For Now and Forever: Healing, Gardens and the Gift of Endowment


For Now and Forever: Healing, Gardens and the Gift of Endowment

Murray Hunter

If you were to visit the Cody Centre halfway house today, you would see a beautiful rock at the foot of a tree planted by the Julia Hunter Fund inscribed with a powerful sentence:

“We believe that out of human suffering may come healing, out of death comes new life.”

The tragedy of his daughter Julia’s sudden death devastated Murray Hunter, but a desire to heal and help others was born.

“First thing I did was call the Foundation,” says Murray, “I spoke to President & CEO, Martha Powell, and she suggested that the fund should have a narrow focus. I liked gardening, so I thought if I focused on that, I could start the healing process.”

Since its creation in 2005, the Julia Hunter Fund has helped fund a number of initiatives across London. From planting a tree at St. Leonard’s Cody Centre, to developing a garden for Banting House National Historic Site, Murray’s green thumbprint can be seen throughout our community.
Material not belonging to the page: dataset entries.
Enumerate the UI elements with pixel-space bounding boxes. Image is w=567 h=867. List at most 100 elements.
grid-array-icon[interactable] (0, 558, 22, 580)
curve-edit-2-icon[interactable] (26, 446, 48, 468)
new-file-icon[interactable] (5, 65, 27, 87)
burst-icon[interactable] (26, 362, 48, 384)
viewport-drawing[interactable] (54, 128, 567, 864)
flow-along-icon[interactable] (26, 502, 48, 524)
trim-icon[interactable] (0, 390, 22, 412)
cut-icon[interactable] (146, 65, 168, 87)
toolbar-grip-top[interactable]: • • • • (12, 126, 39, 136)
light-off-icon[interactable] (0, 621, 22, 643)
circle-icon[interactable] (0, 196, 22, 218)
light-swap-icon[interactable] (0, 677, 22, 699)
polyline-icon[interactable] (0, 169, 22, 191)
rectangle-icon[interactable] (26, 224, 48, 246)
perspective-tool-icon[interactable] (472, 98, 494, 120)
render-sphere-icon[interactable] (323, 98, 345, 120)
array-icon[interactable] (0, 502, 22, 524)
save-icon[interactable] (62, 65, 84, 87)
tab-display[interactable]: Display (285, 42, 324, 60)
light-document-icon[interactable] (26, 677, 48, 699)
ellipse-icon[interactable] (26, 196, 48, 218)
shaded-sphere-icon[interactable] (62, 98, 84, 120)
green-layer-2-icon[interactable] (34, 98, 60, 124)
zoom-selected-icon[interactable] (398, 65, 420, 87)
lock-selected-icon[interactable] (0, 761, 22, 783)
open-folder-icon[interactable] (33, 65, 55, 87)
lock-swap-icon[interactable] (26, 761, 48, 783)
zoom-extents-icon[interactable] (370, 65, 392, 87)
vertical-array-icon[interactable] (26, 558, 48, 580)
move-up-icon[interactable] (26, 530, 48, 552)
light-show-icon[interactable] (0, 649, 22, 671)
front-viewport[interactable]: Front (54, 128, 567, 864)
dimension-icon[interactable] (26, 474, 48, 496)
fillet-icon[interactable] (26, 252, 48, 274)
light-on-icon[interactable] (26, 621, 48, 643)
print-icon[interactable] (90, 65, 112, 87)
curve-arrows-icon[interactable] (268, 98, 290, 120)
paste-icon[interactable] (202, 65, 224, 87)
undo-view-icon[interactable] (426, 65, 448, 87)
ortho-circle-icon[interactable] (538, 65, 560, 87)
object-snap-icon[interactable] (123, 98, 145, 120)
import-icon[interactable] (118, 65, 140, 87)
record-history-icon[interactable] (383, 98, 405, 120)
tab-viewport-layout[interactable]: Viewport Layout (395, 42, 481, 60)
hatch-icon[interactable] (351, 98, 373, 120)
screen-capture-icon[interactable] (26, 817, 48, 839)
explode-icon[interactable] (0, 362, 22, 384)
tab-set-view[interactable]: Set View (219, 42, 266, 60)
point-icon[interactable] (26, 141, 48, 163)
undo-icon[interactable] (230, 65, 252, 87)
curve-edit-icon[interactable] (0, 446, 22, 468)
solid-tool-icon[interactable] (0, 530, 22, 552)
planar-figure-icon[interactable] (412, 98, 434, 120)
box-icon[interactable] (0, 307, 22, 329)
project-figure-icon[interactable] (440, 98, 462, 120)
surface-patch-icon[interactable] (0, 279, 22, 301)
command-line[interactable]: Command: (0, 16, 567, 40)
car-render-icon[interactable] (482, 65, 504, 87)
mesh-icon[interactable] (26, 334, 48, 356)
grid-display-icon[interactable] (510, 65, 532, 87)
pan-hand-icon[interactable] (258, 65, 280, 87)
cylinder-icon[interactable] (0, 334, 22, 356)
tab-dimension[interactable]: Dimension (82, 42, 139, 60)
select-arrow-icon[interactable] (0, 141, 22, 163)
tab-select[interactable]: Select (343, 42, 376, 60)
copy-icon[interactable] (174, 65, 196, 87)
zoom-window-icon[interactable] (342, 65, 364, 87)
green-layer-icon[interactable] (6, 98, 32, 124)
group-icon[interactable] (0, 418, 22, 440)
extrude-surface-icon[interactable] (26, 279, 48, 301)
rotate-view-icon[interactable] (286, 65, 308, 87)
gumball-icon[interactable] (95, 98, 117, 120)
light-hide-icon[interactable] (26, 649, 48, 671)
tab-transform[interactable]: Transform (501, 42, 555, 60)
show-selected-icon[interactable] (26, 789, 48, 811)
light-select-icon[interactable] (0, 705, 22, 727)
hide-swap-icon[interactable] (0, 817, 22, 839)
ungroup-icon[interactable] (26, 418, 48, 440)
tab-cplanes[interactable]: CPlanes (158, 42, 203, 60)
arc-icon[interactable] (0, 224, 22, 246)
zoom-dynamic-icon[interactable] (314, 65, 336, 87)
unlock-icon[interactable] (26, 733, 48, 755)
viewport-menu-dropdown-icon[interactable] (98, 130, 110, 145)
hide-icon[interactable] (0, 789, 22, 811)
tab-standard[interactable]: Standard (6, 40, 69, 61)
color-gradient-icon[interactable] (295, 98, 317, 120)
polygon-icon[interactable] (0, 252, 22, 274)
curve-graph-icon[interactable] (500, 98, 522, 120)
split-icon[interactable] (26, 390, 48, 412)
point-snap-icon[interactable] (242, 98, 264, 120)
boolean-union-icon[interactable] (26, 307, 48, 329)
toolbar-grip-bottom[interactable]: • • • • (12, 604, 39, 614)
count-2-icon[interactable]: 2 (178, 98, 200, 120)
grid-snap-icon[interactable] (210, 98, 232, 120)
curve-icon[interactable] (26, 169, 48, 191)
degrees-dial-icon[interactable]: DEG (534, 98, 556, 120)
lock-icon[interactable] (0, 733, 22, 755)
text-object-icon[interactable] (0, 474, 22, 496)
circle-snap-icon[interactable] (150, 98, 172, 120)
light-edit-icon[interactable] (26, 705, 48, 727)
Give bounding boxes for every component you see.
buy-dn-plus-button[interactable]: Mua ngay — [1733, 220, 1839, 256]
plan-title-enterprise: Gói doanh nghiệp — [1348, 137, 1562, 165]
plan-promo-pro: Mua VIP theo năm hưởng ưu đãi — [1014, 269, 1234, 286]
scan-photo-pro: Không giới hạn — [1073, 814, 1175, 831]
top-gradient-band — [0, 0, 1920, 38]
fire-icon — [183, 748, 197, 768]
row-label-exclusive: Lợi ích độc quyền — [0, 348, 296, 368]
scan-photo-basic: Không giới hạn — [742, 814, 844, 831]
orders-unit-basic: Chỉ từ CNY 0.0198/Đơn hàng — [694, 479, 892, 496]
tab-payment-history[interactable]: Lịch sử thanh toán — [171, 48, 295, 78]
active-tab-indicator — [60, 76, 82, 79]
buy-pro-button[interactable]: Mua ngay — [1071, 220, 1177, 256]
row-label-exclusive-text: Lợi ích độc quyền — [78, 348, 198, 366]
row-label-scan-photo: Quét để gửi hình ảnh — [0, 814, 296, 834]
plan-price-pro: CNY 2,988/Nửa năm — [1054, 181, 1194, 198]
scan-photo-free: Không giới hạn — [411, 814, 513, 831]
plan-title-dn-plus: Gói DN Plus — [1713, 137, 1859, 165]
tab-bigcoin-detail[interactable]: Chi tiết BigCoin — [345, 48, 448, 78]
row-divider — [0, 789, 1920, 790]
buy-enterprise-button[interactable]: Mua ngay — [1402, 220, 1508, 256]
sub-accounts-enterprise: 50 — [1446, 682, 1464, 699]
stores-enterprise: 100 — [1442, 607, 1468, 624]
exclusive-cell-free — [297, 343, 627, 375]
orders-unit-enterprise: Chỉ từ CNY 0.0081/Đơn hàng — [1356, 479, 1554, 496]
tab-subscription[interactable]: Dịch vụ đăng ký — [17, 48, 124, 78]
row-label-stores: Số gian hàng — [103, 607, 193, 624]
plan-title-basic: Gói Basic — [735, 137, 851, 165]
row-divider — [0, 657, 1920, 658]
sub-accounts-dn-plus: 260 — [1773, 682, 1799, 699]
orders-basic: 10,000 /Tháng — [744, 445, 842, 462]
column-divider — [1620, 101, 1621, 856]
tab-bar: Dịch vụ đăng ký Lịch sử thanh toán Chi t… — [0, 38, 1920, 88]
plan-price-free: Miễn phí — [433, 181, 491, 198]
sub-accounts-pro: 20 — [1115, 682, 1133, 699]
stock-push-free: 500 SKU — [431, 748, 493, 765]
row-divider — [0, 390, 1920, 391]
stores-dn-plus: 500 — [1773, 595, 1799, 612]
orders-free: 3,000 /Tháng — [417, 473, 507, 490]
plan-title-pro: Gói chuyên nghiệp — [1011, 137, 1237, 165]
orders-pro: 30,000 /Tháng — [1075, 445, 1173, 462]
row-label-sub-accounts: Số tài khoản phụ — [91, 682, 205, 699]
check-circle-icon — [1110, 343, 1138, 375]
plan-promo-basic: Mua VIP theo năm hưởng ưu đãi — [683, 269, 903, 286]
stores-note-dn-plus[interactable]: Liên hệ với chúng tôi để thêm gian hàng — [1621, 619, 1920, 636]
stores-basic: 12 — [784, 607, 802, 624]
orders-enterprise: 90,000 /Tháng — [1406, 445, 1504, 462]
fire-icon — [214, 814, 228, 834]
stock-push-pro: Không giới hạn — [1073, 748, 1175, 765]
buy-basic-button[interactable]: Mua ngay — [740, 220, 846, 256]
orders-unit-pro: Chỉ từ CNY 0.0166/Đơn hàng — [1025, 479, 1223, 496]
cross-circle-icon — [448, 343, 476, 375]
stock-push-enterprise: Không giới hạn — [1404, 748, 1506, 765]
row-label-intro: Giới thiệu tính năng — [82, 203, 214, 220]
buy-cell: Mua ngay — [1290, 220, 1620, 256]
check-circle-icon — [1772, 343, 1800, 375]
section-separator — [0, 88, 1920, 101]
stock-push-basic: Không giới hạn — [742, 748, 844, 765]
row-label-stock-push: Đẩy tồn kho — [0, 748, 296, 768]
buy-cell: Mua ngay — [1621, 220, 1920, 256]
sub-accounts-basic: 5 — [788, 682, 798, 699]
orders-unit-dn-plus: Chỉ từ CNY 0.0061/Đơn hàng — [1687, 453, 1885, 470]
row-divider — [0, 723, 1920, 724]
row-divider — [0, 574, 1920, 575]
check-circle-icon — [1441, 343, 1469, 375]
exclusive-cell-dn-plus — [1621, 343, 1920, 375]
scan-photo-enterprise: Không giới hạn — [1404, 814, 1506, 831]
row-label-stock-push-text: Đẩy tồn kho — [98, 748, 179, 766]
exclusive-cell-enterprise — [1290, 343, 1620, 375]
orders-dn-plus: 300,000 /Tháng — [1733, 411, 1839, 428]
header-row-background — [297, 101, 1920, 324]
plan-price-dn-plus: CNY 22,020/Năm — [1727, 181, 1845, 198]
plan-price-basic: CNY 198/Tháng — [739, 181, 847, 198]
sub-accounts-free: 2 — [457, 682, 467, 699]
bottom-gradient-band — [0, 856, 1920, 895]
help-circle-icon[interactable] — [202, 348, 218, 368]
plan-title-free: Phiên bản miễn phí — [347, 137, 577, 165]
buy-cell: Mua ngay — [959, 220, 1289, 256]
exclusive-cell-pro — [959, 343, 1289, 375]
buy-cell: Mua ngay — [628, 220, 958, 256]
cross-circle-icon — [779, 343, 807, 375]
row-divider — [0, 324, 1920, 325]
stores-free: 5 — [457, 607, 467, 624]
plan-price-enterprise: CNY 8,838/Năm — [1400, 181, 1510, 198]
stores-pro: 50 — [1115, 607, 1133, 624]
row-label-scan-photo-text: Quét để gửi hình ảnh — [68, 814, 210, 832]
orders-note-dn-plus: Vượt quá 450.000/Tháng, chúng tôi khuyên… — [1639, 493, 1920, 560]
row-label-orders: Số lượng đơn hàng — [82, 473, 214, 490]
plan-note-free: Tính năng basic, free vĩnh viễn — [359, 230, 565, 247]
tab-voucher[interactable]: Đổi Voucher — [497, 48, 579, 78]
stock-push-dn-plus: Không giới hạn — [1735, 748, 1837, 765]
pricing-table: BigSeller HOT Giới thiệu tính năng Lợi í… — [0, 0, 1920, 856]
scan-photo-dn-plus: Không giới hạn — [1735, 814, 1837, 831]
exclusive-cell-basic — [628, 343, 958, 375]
To Murray, though, it’s not always just about having ideas and starting projects - it’s also about how you implement them.

A few years ago, Murray decided to begin the Gardens4Bees project - an initiative to plant pollinator gardens to support the struggling bee population.  

“The bees were in trouble a few years ago, so we started planting pollination gardens,” says Murray, “We wanted to infuse our overall motto into each one: Design. Culture. Community Development. Environment.”

The St. Paul’s Cathedral pollination garden is a perfect example of Murray’s commitment to thoughtful and meaningful design.

Murray Hunter

“At the base of their electronic sign is one of our gardens, and even in winter you can kind of see a curved spiral to it,” says Murray, “That spiral is based on something called the Fibonacci sequence of numbers.”

The Fibonacci sequence is a string of numbers that follow a pattern related to the Golden Ratio, a number present in many aspects of the natural world, from the layout of flower petals to the number of branches on a tree.

While this is just one example of the thought Murray puts into each of his designs, he also makes sure the Fund donates to the right projects, something the flexibility of LCF allows him to do.

The Julia Hunter Fund’s most recent project, a green roof by the sanctuary at Victoria Hospital, aims to help with healing in a way physicians can’t.

“I was visiting the hospital and decided to have a look at the sanctuary. I’ve spent a lot of time at others in the past,” says Murray, “The room itself was fine, but what you look out on is just gravel and plastic, and I was thinking ‘this is not helping folks.’ So I thought we needed something better.”

The Victoria Hospital green roof is just the first among many projects planned for the year, and he’s hoping that his portfolio will help LCF give in his name long after he’s passed away.

“In my will, I’ve designated a percentage of my estate to go into this fund,” says Murray, “And I’ve tried to, more or less, write the terms with my projects. The Foundation will keep giving on my behalf after I’m gone based on the kinds of things I’ve done in the past. I know it’s going to be used wisely.”